Enflasyonda ilk 5'e girerken, milli gelirde ilk 20'in altına indik
Dr. Ali TOPÇUBAŞI
Türkiye İstatistik Kurumu’na (TÜİK) göre yıllık fiyat artışları mart ayında yüzde 61.14'e, aylık da yüzde 5.46'a yükseldi. Akademisyenlerden oluşan ENAG'a göre ise aylık enflasyon yüzde 11.93, yıllık olarak da yüzde 142.63 arttı. Oysa ABD'de yıllık enflasyon yüzde 7.9, Avrupa ortalaması yüzde 5.9, Japonya da yüzde 0.9, batık olarak kabul edilen Arjantin'de yüzde 52.4 . Yani bizdeki aylık enflasyon batılı ülkelerin yıllık enflasyonundan fazladır. Tekrar uçuracağız denilen yeni ekonomi politikasında enflasyon oranı toplamı geçmiş yılların 10 katına yaklaşırken, 17. büyük ekonomiden ilk 20'in altına inmemize yaklaşmış olduk.

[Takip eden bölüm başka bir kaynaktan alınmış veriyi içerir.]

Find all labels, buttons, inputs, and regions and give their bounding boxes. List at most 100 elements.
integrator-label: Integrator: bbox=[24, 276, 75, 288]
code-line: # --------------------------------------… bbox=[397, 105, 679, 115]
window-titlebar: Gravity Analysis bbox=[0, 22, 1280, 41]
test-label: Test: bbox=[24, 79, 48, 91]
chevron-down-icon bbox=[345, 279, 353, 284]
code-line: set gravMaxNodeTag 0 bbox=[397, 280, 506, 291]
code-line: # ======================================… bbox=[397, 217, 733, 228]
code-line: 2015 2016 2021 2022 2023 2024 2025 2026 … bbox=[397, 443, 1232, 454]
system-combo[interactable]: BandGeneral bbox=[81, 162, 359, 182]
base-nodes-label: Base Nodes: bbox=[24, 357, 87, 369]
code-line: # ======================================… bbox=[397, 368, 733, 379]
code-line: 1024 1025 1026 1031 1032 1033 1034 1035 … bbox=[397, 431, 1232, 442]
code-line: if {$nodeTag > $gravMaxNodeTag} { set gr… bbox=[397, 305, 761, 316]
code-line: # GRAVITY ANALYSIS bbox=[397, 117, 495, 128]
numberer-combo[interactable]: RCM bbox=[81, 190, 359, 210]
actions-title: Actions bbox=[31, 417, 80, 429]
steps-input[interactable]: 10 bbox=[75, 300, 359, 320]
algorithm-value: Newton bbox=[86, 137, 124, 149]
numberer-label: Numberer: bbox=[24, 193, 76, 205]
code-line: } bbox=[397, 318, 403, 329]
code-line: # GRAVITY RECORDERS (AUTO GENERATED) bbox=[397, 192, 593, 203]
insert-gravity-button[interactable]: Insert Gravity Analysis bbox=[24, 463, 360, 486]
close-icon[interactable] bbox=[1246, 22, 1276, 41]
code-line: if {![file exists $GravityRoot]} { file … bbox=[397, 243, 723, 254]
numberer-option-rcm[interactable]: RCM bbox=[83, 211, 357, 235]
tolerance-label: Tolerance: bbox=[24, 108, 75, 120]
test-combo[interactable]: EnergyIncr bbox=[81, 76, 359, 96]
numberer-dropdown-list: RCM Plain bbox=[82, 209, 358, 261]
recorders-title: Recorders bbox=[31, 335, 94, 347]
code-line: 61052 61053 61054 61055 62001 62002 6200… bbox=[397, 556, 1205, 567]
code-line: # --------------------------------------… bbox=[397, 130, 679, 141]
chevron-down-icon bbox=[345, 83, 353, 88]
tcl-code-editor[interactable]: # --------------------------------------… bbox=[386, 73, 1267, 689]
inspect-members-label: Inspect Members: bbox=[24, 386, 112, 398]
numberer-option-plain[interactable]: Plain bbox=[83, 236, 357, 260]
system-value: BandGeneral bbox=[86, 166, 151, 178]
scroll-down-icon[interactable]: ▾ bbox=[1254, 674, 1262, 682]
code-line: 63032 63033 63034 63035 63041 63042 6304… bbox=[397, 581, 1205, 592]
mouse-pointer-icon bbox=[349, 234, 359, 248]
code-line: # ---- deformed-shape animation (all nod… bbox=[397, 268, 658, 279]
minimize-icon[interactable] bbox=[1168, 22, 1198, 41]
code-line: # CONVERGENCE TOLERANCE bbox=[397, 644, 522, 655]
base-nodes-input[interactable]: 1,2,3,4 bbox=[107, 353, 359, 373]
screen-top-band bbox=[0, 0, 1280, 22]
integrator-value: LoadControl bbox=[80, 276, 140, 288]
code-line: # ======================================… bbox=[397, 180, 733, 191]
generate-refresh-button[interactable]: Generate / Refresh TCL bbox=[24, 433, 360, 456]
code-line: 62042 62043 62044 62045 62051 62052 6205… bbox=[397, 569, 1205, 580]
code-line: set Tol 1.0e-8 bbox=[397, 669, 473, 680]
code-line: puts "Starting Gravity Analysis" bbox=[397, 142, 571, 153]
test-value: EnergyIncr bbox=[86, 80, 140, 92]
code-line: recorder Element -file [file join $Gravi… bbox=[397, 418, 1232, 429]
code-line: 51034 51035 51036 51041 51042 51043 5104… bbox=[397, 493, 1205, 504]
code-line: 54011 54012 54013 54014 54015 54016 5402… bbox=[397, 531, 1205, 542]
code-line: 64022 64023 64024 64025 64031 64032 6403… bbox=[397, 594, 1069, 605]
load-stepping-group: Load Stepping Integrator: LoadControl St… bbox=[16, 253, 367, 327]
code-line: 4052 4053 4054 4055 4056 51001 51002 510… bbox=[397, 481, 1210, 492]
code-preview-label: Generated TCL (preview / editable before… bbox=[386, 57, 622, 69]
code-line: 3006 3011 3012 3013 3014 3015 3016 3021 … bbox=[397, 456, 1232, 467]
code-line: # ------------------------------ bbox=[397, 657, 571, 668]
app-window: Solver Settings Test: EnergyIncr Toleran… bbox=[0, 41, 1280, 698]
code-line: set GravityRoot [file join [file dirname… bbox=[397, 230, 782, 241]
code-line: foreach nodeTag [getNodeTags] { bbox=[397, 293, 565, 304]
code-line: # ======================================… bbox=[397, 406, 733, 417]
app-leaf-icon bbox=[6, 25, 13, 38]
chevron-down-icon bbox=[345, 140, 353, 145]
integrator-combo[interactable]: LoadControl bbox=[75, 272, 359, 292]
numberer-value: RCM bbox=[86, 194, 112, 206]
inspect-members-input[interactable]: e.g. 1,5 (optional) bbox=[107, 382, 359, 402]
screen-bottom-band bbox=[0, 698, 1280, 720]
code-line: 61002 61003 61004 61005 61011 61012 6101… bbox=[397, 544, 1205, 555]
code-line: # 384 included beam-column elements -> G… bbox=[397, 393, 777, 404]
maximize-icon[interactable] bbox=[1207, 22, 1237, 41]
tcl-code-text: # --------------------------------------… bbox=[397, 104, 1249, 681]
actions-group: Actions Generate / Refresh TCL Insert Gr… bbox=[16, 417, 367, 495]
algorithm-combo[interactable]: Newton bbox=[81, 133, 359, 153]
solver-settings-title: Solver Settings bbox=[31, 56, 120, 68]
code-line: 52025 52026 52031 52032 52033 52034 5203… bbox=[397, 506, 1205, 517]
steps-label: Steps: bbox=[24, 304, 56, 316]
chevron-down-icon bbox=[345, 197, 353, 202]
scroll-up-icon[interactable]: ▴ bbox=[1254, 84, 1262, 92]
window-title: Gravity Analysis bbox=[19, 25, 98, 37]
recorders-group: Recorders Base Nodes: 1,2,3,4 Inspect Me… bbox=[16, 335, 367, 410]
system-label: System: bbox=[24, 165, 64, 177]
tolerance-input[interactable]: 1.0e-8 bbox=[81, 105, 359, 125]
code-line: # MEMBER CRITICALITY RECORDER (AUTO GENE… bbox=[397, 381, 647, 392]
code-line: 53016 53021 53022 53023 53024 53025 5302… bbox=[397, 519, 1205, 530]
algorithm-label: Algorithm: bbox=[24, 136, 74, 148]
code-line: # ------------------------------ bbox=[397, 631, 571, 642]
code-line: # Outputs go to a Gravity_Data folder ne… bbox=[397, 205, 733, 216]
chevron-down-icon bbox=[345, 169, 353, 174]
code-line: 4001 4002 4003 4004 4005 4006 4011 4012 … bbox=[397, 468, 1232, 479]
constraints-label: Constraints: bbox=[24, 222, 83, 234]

2002 yılında dünya milli gelirinden aldığımız pay binde 12 iken günümüzde binde 7.6'ya inerek 1970'lerin düzeyine gerilemiş olduk. 1974 yılında 35.4 milyar dolar gelir ile 5.2 milyar dolar geliri olan Singapur'un yaklaşık 7 katı, 19.5 milyar dolar olan G. Kore'nin yaklaşık 2 katı, 9.3 milyar dolar olan Hong Kong'un yaklaşık 4 katı büyüklüğünde olan bir ülkeydik. Oysa söz konusu ülkeler günümüzde bizi fersah fersah geçmiş durumdalar. Ayrıca bu ülkelerdeki yıllık enflasyon oranlarının yüzde 5'in altında olduğunu da hatırlatalım. Dünya Bankası’na göre 2002 yılında kişi başına gelirimiz Rusya, Polonya, Litvanya, Macaristan, Romanya gibi ülkelerin üzerinde iken günümüzde aşağıya indiğimiz anlaşılmakta. Ayrıca son 10 yılda hem toplam milli gelirimizin hem de kişi başı gelirimizin dramatik bir şekilde aşağıya indiği anlaşılmakta. Nitekim 2013 yılında kişi başına gelirimiz 12.615 dolar iken 2022 yılında 8 bin doların bile aşağısına inmesi beklenmekte.
20 yıl öne 2023 yılında enflasyon oranımızın yüzde 5, işsizlik oranımızın yüzde 5, ihracatımızın 500 milyar dolar, toplam milli gelirimizin 2 trilyon dolar, fert başına gelirimizin de 25 bin dolar olacağını programlamıştık. Oysa tüm bu hedeflerin çok gerisinde kalmamızın yanı sıra, bilhassa son 10 yıl da hızla irtifa kaybettiğimiz anlaşılmaktadır.
Kur Korumalı Mevduat’ın (KKM) ekonomik dengeleri bozucu etkisi devam ederse, 2023'deki ekonomideki olumsuz gelişmelerin devam etmesini beklemeliyiz. Hedeflenen ilk 10 arasına girmek bir yana, önümüzdeki yıl İsviçre, Tayvan ve S. Arabistan'ın bizim üzerimize çıkarak ilk 20'nin dışında kalmamızın büyük ihtimal olduğu anlaşılmaktadır.